Are High Marginal Taxe Rates a Feminist Issue?

Democratic presidential candidate Al Gore has railed against a proposal by Republican candidate George W. Bush to reduce taxes saying it would benefit only the top one percent of income earners. Writing in the New York Times, however, Virginia Postrel points out that high marginal tax rates at higher income levels encourage married professional women to reduce the number of hours they work, which has strong affects their future promotion potential, or to quit the workforce altogether.

Feminists typically complain that there aren’t enough women at the upper echelons of corporations. While women are more and more represented at mid-level management, they claim, there are not enough women breaking through the “glass ceiling” into executive level positions. As Postrel points out, though, married professional women get screwed by the high marginal taxes if they get promoted too high. Since women are more likely than men to consider not working outside the home, if a woman’s income pushes her family’s income into a higher tax break, there is an economic incentive there not to work.

But does this actually make a difference in the real world? Yes. Postrel cites a 1995 study by University of California at Berkeley economist Nada Eissa on the Tax Reform Act of 1986 which, among other things, reduced the highest tax rate from 50 percent to 28 percent. The result, the percentage of married women in the highest tax bracket who worked outside the home jumped from 46 percent to 55 percent, and those who had jobs increased the number of hours they worked by 13 percent. Looking at women in the 75th percentile, who didn’t receive as dramatic a tax cut, the percentage of married women who worked increased by only 7 percent and the number of hours they worked increased by only 9 percent. As Eissa told Postrel, “There is a relationship between taxes and labor-force participation.”

Eissa found similar results when looking at the effects of the earned income tax credit which provides an economic incentive for poor families not too raise their incomes to high since it applies a de facto 21 percent marginal tax rate on all income above about $12,000 for a family of four. Women in that situation were 5 percent less likely to work outside the home if they were in a position where working would bump their family income above that level.

As Postrel notes, however, this is a topic that neither liberal or conservatives want to raise,

Democrats don’t want to admit that the soak-the-rich taxation wallops working wives, lest they split feminists and redistributionists. And Republicans don’t want to admit that cutting taxes will lead more married women to get jobs, lest they split economic libertarians and social conservatives. So everyone stays mum.

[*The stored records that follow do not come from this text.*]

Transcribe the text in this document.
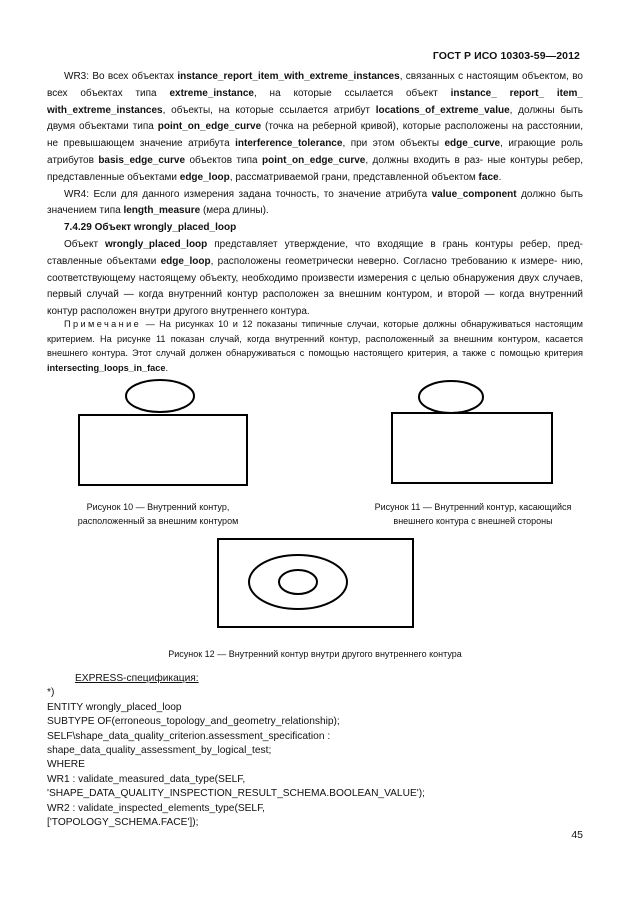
ГОСТ Р ИСО 10303-59—2012

WR3: Во всех объектах instance_report_item_with_extreme_instances, связанных с настоящим объектом, во всех объектах типа extreme_instance, на которые ссылается объект instance_ report_ item_ with_extreme_instances, объекты, на которые ссылается атрибут locations_of_extreme_value, должны быть двумя объектами типа point_on_edge_curve (точка на реберной кривой), которые расположены на расстоянии, не превышающем значение атрибута interference_tolerance, при этом объекты edge_curve, играющие роль атрибутов basis_edge_curve объектов типа point_on_edge_curve, должны входить в раз- ные контуры ребер, представленные объектами edge_loop, рассматриваемой грани, представленной объектом face.

WR4: Если для данного измерения задана точность, то значение атрибута value_component должно быть значением типа length_measure (мера длины).

7.4.29 Объект wrongly_placed_loop

Объект wrongly_placed_loop представляет утверждение, что входящие в грань контуры ребер, пред- ставленные объектами edge_loop, расположены геометрически неверно. Согласно требованию к измере- нию, соответствующему настоящему объекту, необходимо произвести измерения с целью обнаружения двух случаев, первый случай — когда внутренний контур расположен за внешним контуром, и второй — когда внутренний контур расположен внутри другого внутреннего контура.

Примечание — На рисунках 10 и 12 показаны типичные случаи, которые должны обнаруживаться настоящим критерием. На рисунке 11 показан случай, когда внутренний контур, расположенный за внешним контуром, касается внешнего контура. Этот случай должен обнаруживаться с помощью настоящего критерия, а также с помощью критерия intersecting_loops_in_face.

Рисунок 10 — Внутренний контур,
расположенный за внешним контуром
Рисунок 11 — Внутренний контур, касающийся
внешнего контура с внешней стороны
Рисунок 12 — Внутренний контур внутри другого внутреннего контура

EXPRESS-спецификация:

*)

ENTITY wrongly_placed_loop

SUBTYPE OF(erroneous_topology_and_geometry_relationship);

SELF\shape_data_quality_criterion.assessment_specification :

shape_data_quality_assessment_by_logical_test;

WHERE

WR1 : validate_measured_data_type(SELF,

'SHAPE_DATA_QUALITY_INSPECTION_RESULT_SCHEMA.BOOLEAN_VALUE');

WR2 : validate_inspected_elements_type(SELF,

['TOPOLOGY_SCHEMA.FACE']);

45
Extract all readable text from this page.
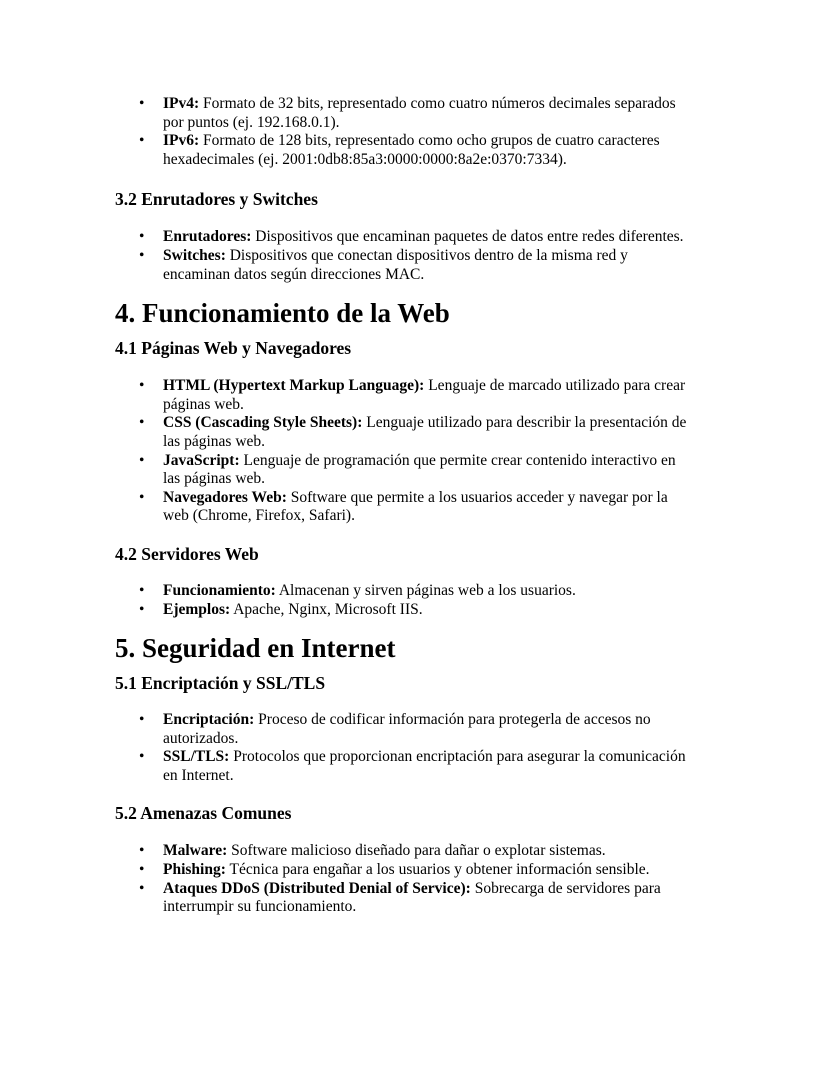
• IPv4: Formato de 32 bits, representado como cuatro números decimales separados
por puntos (ej. 192.168.0.1).
• IPv6: Formato de 128 bits, representado como ocho grupos de cuatro caracteres
hexadecimales (ej. 2001:0db8:85a3:0000:0000:8a2e:0370:7334).
3.2 Enrutadores y Switches
• Enrutadores: Dispositivos que encaminan paquetes de datos entre redes diferentes.
• Switches: Dispositivos que conectan dispositivos dentro de la misma red y
encaminan datos según direcciones MAC.
4. Funcionamiento de la Web
4.1 Páginas Web y Navegadores
• HTML (Hypertext Markup Language): Lenguaje de marcado utilizado para crear
páginas web.
• CSS (Cascading Style Sheets): Lenguaje utilizado para describir la presentación de
las páginas web.
• JavaScript: Lenguaje de programación que permite crear contenido interactivo en
las páginas web.
• Navegadores Web: Software que permite a los usuarios acceder y navegar por la
web (Chrome, Firefox, Safari).
4.2 Servidores Web
• Funcionamiento: Almacenan y sirven páginas web a los usuarios.
• Ejemplos: Apache, Nginx, Microsoft IIS.
5. Seguridad en Internet
5.1 Encriptación y SSL/TLS
• Encriptación: Proceso de codificar información para protegerla de accesos no
autorizados.
• SSL/TLS: Protocolos que proporcionan encriptación para asegurar la comunicación
en Internet.
5.2 Amenazas Comunes
• Malware: Software malicioso diseñado para dañar o explotar sistemas.
• Phishing: Técnica para engañar a los usuarios y obtener información sensible.
• Ataques DDoS (Distributed Denial of Service): Sobrecarga de servidores para
interrumpir su funcionamiento.
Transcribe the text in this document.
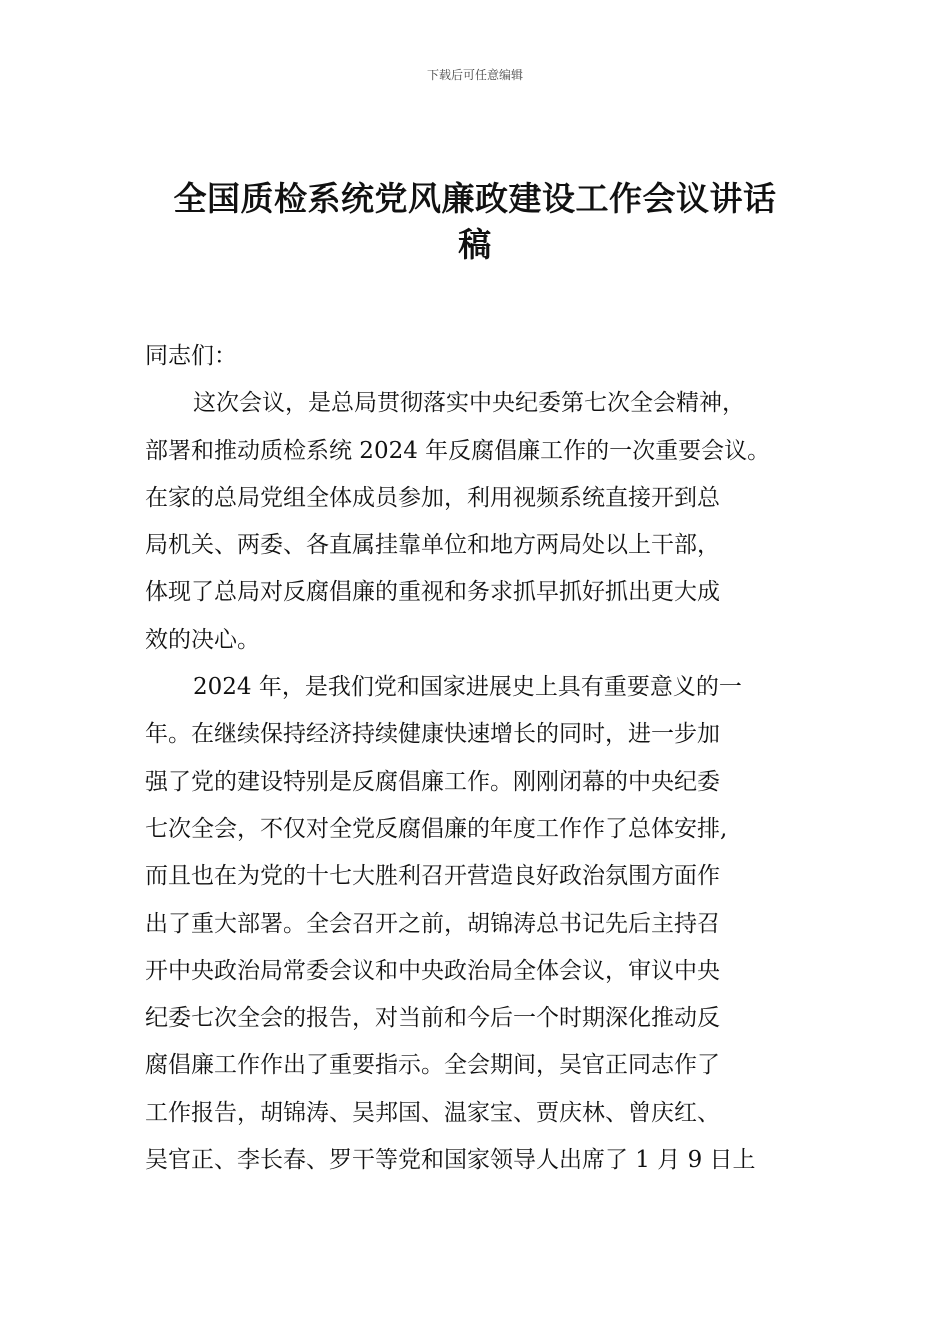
下载后可任意编辑
全国质检系统党风廉政建设工作会议讲话
稿
同志们：
这次会议，是总局贯彻落实中央纪委第七次全会精神，
部署和推动质检系统 2024 年反腐倡廉工作的一次重要会议。
在家的总局党组全体成员参加，利用视频系统直接开到总
局机关、两委、各直属挂靠单位和地方两局处以上干部，
体现了总局对反腐倡廉的重视和务求抓早抓好抓出更大成
效的决心。
2024 年，是我们党和国家进展史上具有重要意义的一
年。在继续保持经济持续健康快速增长的同时，进一步加
强了党的建设特别是反腐倡廉工作。刚刚闭幕的中央纪委
七次全会，不仅对全党反腐倡廉的年度工作作了总体安排,
而且也在为党的十七大胜利召开营造良好政治氛围方面作
出了重大部署。全会召开之前，胡锦涛总书记先后主持召
开中央政治局常委会议和中央政治局全体会议，审议中央
纪委七次全会的报告，对当前和今后一个时期深化推动反
腐倡廉工作作出了重要指示。全会期间，吴官正同志作了
工作报告，胡锦涛、吴邦国、温家宝、贾庆林、曾庆红、
吴官正、李长春、罗干等党和国家领导人出席了 1 月 9 日上
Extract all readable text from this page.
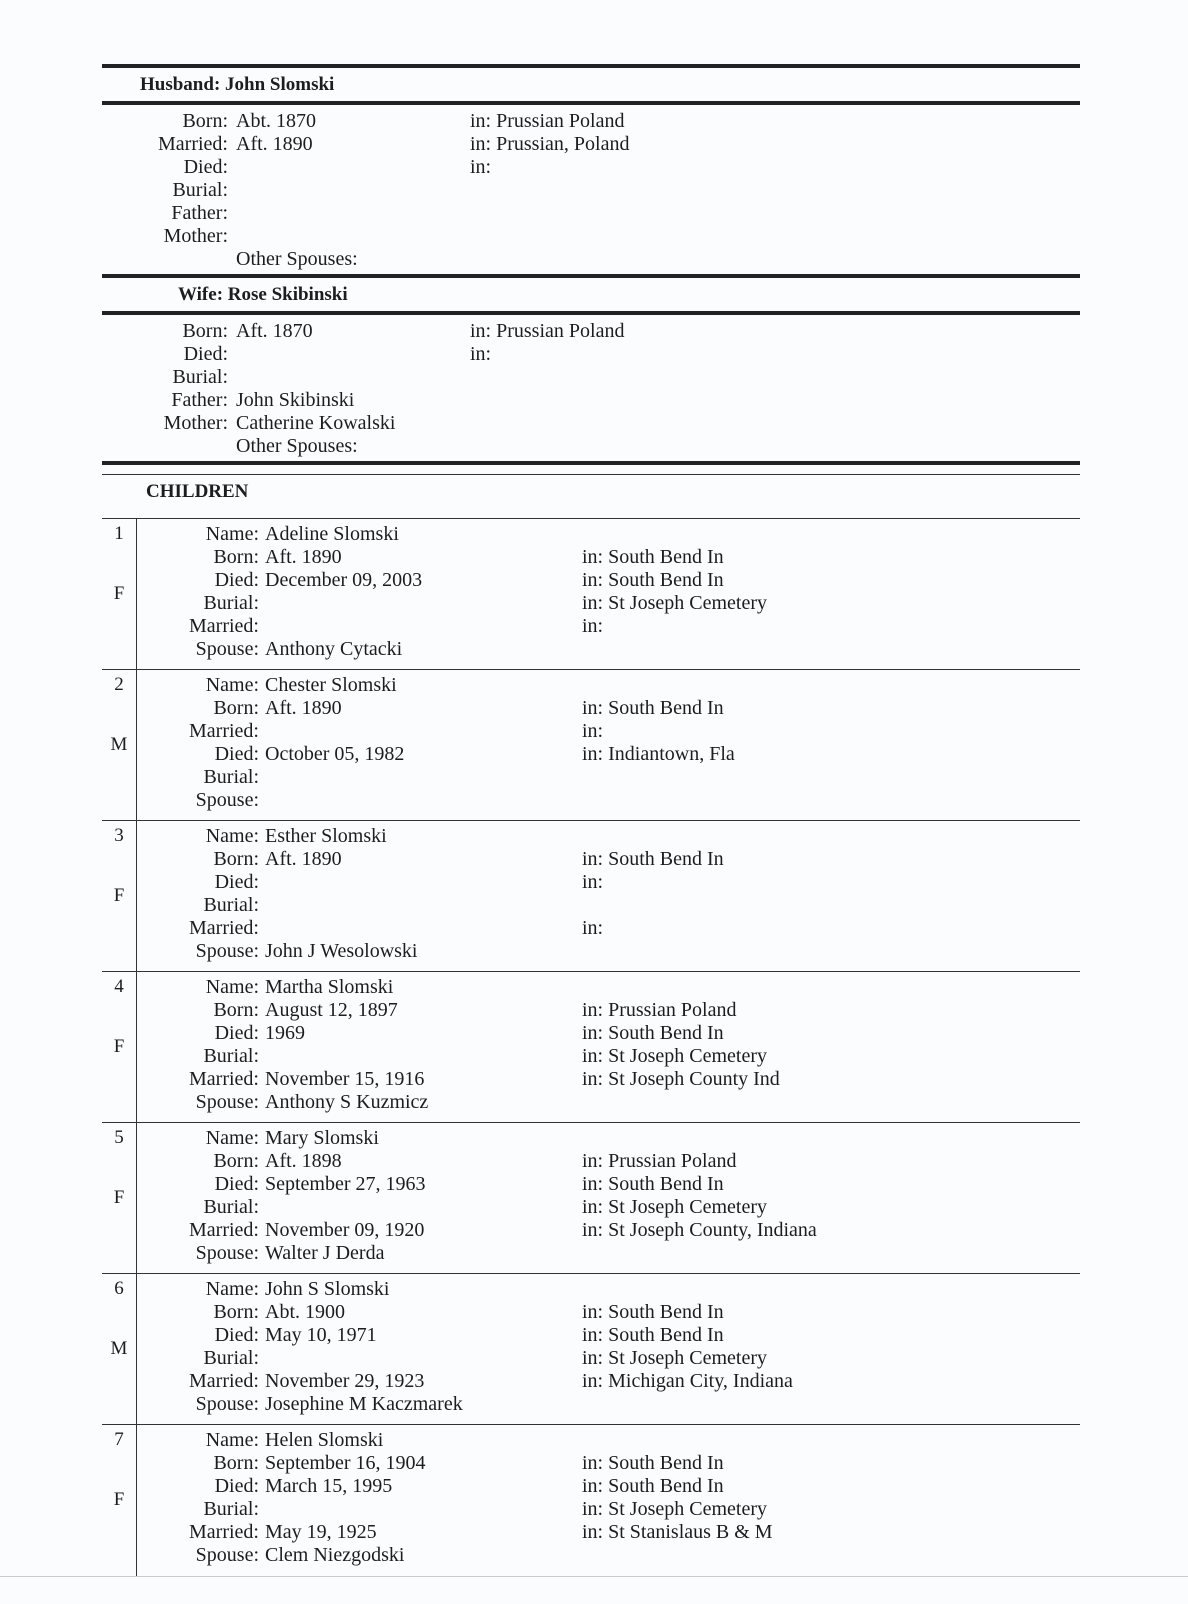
Husband: John Slomski
Born: Abt. 1870	in: Prussian Poland
Married: Aft. 1890	in: Prussian, Poland
Died:	in:
Burial:
Father:
Mother:
Other Spouses:
Wife: Rose Skibinski
Born: Aft. 1870	in: Prussian Poland
Died:	in:
Burial:
Father: John Skibinski
Mother: Catherine Kowalski
Other Spouses:
CHILDREN
1
F
Name: Adeline Slomski
Born: Aft. 1890	in: South Bend In
Died: December 09, 2003	in: South Bend In
Burial:	in: St Joseph Cemetery
Married:	in:
Spouse: Anthony Cytacki
2
M
Name: Chester Slomski
Born: Aft. 1890	in: South Bend In
Married:	in:
Died: October 05, 1982	in: Indiantown, Fla
Burial:
Spouse:
3
F
Name: Esther Slomski
Born: Aft. 1890	in: South Bend In
Died:	in:
Burial:
Married:	in:
Spouse: John J Wesolowski
4
F
Name: Martha Slomski
Born: August 12, 1897	in: Prussian Poland
Died: 1969	in: South Bend In
Burial:	in: St Joseph Cemetery
Married: November 15, 1916	in: St Joseph County Ind
Spouse: Anthony S Kuzmicz
5
F
Name: Mary Slomski
Born: Aft. 1898	in: Prussian Poland
Died: September 27, 1963	in: South Bend In
Burial:	in: St Joseph Cemetery
Married: November 09, 1920	in: St Joseph County, Indiana
Spouse: Walter J Derda
6
M
Name: John S Slomski
Born: Abt. 1900	in: South Bend In
Died: May 10, 1971	in: South Bend In
Burial:	in: St Joseph Cemetery
Married: November 29, 1923	in: Michigan City, Indiana
Spouse: Josephine M Kaczmarek
7
F
Name: Helen Slomski
Born: September 16, 1904	in: South Bend In
Died: March 15, 1995	in: South Bend In
Burial:	in: St Joseph Cemetery
Married: May 19, 1925	in: St Stanislaus B & M
Spouse: Clem Niezgodski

But the empirical evidence is pretty clear. Tax rates are a feminist issue.

Personally I tend to think the liberal feminists are the biggest hypocrites here, as they seem committed to maintaining that a professional woman has the right to decide whether or not to terminate a pregnancy but then is too stupid or too mean spirited to control her own finances, but instead must hand much of it over to the government which presumably knows better than she does. Much of the pro-choice movement has little use for truly giving women (much less men) the ability to make wide ranges of choices over their lives, turning incredibly statist once anything besides the narrow issue of abortion is put on the table.

Source:

Tax System Discourages Married Women from Working. Virginia Postrel, The New York Times, November 2, 2000.